佐藤有文著。立風書房刊(ビックジャガーズ)。カバ完本。初版1987年3月15日

 西洋では「悪魔学」なるものが存在し、幅広く研究されているという。本邦でも水木しげる・京極夏彦らの「妖怪研究」が有名である。日本人からみたら「悪魔学」とはなんと珍妙な?と一笑にふす人が多いであろうが、キリスト教がしっかりと根を張った西欧諸国では「悪魔」は他人事ではない重大な関心事なのである。それ故「悪魔学」が発展することも当然であろう。

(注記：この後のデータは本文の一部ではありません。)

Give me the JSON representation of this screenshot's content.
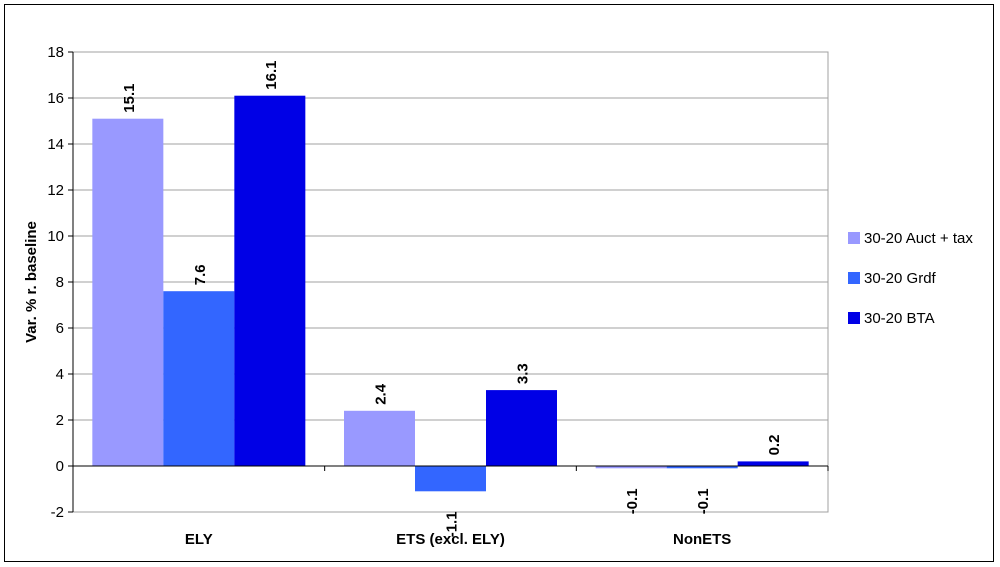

 さてそのような「悪魔学」の土壌のない日本に突如出現した「悪魔学の本」が本書である。澁澤龍彦・生田耕作らの「黒魔術の研究」は有名だが「悪魔」というものに焦点を絞った本はなかなか日本ではなかった気がするから本書は貴重な文献である。

 本書ではほぼオールカラーで「悪魔王国の組織図」が提示され、そして1匹1匹の悪魔についてじつに念入りに図版入りで紹介している。このような破天荒な試みは児童書でなくてはできなかったであろうと思わせるのに十分な迫力である。

 さてオカルトの会「マラリア会」に所属し、世界中のオカルト物件を探索して歩いたという伝説的人物、佐藤有文がなにゆえ児童書の世界から出ることが出来なかったのか?それは筆者が思うにあまりにも「本気」であったからだろうと思う。日本ではオカルトなどというものにあまりに「本気」になる人間は文壇からもアカデミズムからも受け入れられない。そのような佐藤有文の「物狂い」にも似た本気さを本書の破天荒なパワーから感じ取ってもらいたいものである。

 さて本書は立風書房「ジャガーバックス」の後版「ビックジャガーズ」の一冊である。本書と『ソロモン王の魔法術』は「ビックジャガーズスペシャル」と銘打たれて「ビックジャガーズ」オリジナル版である。それ故この二冊の古書価は高い上、入手は難しい。しかし苦労して探す甲斐のある貴重な本であることを最後に保証しておこう。